第49章 海誓山盟(かいせいさんめい)
『ああ、頼んだ。ついさっき同志になった男と、俺の大事な…お姫様だからな。』
そう言う元就の指が、壊れ物を触るように、ひなの頬を滑る。
『とっとと尼子を片付けて待機しておく。何かあったら、すぐに知らせろよ。』
頬の次は、ゆっくりと耳を撫でられ、背中にビリリと電気が走った。
『さーて、じゃれるのもその辺にしといてくれよ。出立するなら一刻も早い方がいいからな。』
慶次が元就の手首を掴み、ポイッとひなから引き剥がす。名残惜しそうに元就の指が離れた。

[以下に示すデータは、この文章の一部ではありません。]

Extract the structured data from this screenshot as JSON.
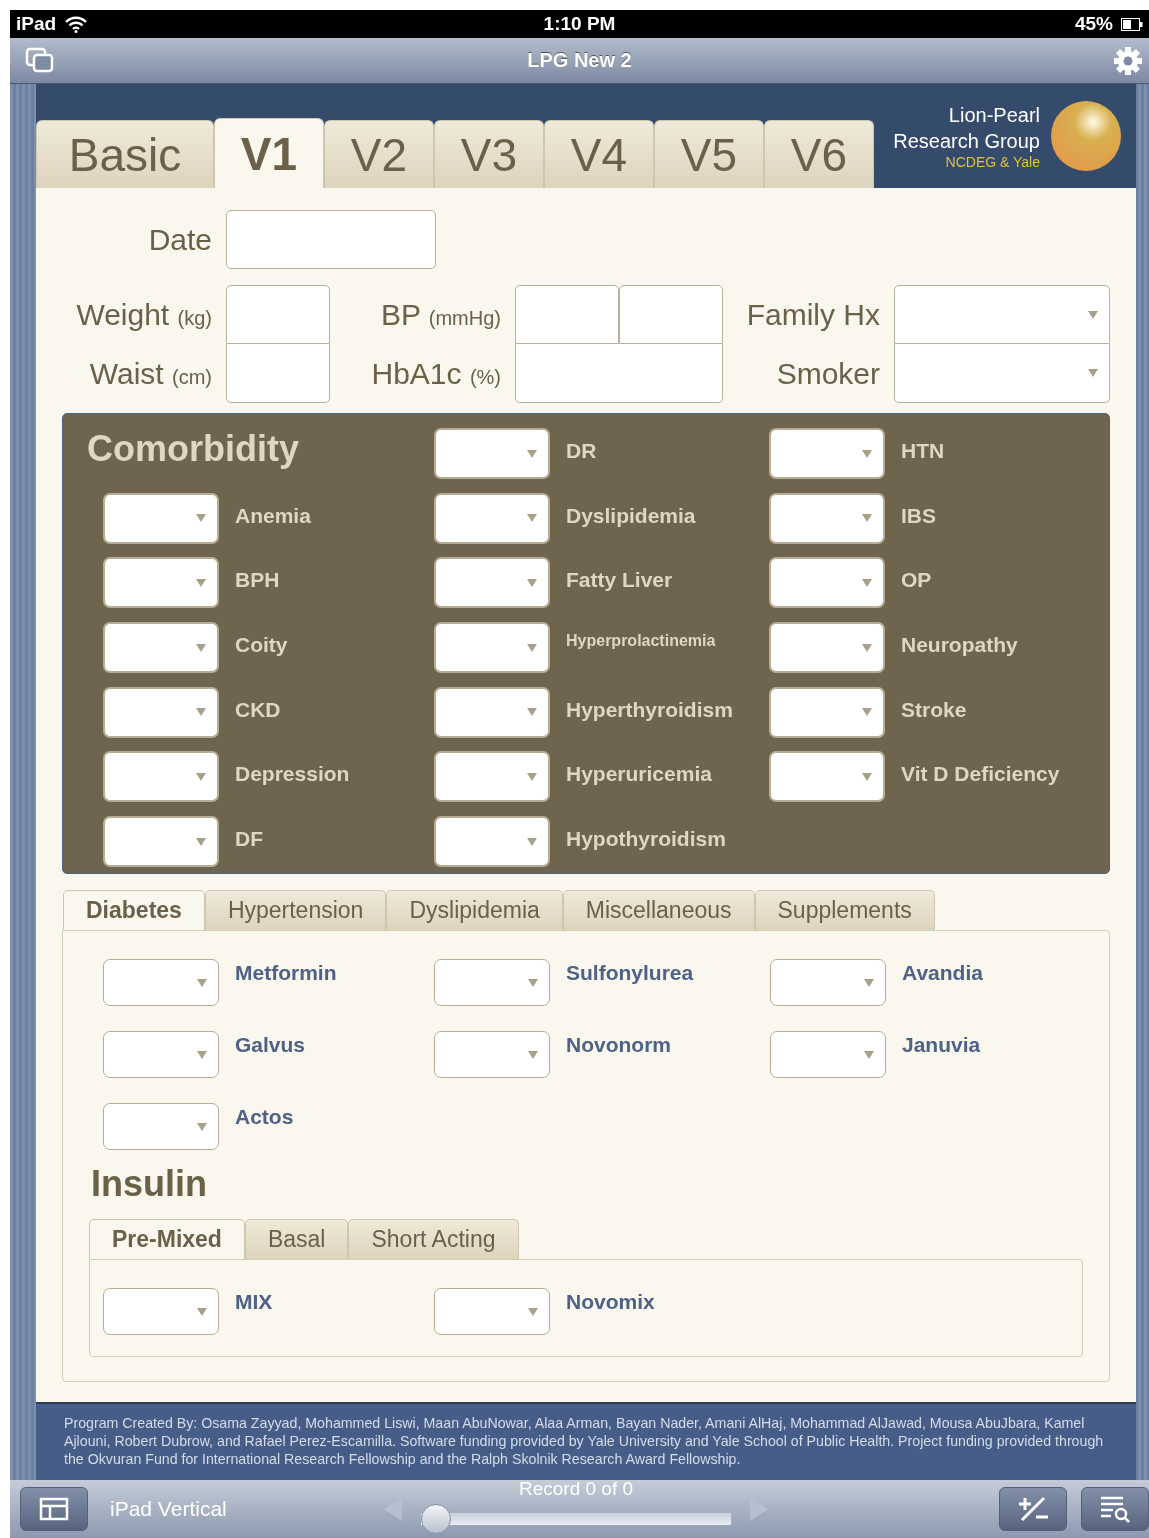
{
  "status_bar": {
    "device": "iPad",
    "time": "1:10 PM",
    "battery": "45%"
  },
  "nav_bar": {
    "title": "LPG New 2"
  },
  "visit_tabs": [
    {
      "label": "Basic",
      "selected": false
    },
    {
      "label": "V1",
      "selected": true
    },
    {
      "label": "V2",
      "selected": false
    },
    {
      "label": "V3",
      "selected": false
    },
    {
      "label": "V4",
      "selected": false
    },
    {
      "label": "V5",
      "selected": false
    },
    {
      "label": "V6",
      "selected": false
    }
  ],
  "brand": {
    "name_line_1": "Lion-Pearl",
    "name_line_2": "Research Group",
    "subtitle": "NCDEG & Yale"
  },
  "date": {
    "label": "Date"
  },
  "measures": [
    {
      "label": "Weight",
      "unit": "(kg)"
    },
    {
      "label": "Waist",
      "unit": "(cm)"
    }
  ],
  "vitals": [
    {
      "label": "BP",
      "unit": "(mmHg)"
    },
    {
      "label": "HbA1c",
      "unit": "(%)"
    }
  ],
  "history": [
    {
      "label": "Family Hx"
    },
    {
      "label": "Smoker"
    }
  ],
  "comorbidity": {
    "title": "Comorbidity",
    "columns": [
      [
        "Anemia",
        "BPH",
        "Coity",
        "CKD",
        "Depression",
        "DF"
      ],
      [
        "DR",
        "Dyslipidemia",
        "Fatty Liver",
        "Hyperprolactinemia",
        "Hyperthyroidism",
        "Hyperuricemia",
        "Hypothyroidism"
      ],
      [
        "HTN",
        "IBS",
        "OP",
        "Neuropathy",
        "Stroke",
        "Vit D Deficiency"
      ]
    ]
  },
  "medication_tabs": [
    {
      "label": "Diabetes",
      "selected": true
    },
    {
      "label": "Hypertension",
      "selected": false
    },
    {
      "label": "Dyslipidemia",
      "selected": false
    },
    {
      "label": "Miscellaneous",
      "selected": false
    },
    {
      "label": "Supplements",
      "selected": false
    }
  ],
  "medications": [
    "Metformin",
    "Sulfonylurea",
    "Avandia",
    "Galvus",
    "Novonorm",
    "Januvia",
    "Actos"
  ],
  "insulin": {
    "title": "Insulin",
    "tabs": [
      {
        "label": "Pre-Mixed",
        "selected": true
      },
      {
        "label": "Basal",
        "selected": false
      },
      {
        "label": "Short Acting",
        "selected": false
      }
    ],
    "items": [
      "MIX",
      "Novomix"
    ]
  },
  "credits": "Program Created By: Osama Zayyad, Mohammed Liswi, Maan AbuNowar, Alaa Arman, Bayan Nader, Amani AlHaj, Mohammad AlJawad, Mousa AbuJbara, Kamel Ajlouni, Robert Dubrow, and Rafael Perez-Escamilla. Software funding provided by Yale University and Yale School of Public Health. Project funding provided through the Okvuran Fund for International Research Fellowship and the Ralph Skolnik Research Award Fellowship.",
  "toolbar": {
    "layout": "iPad Vertical",
    "record": "Record 0 of 0",
    "slider": {
      "level": 0
    }
  }
}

『くっくっ、なんだ、やっかんでんのか?慶次。なんなら、お前にも触れてやろうか。』
白い手袋をした手を慶次に伸ばすが、当然のように慶次は後ろに体を反らし避ける。
『悪いが、俺に そっちの趣味は無くてな。』
『奇遇だな、俺もだ。』
そんな二人の姿を、目を輝かせながら ひなが見ている。
『お前、また おかしな事を考えているな。』
いつの間にやら隣に立っていた兼続に言われ、ひなが我に返る。
(あっ、いけない!イケメン同士のなんやかんやを想像して、空想の世界にトリップしちゃってた…。)
『べ、別に~。さあ、行きましょう!』
赤くなる顔を隠すため、兼続の腕を掴みツカツカと歩き出す。
『お、おい、待て!』
面食らう兼続の後ろに、慶次と元就も続いた。
… … …
屋敷の玄関で、改めて挨拶を交わす。
『元就、世話になった。戻ったら急ぎ使者を送る。まあ、無事に俺達が安土に戻れたら、の話だがな。』
『戻れないと困るな。俺がついているのだぞ。』
自信たっぷりな兼続の言葉が頼もしい。
『ああ、だな。出来る限り俺の家臣にも守らせるが、限界がある。道中、気を付けろよ。
ひな、気休めだが持っていけ。』
元就が、ひなの手に何かを乗せる。
『ん?なに?』
掌に乗せられた物を見ると、チリリと可愛らしい音がした。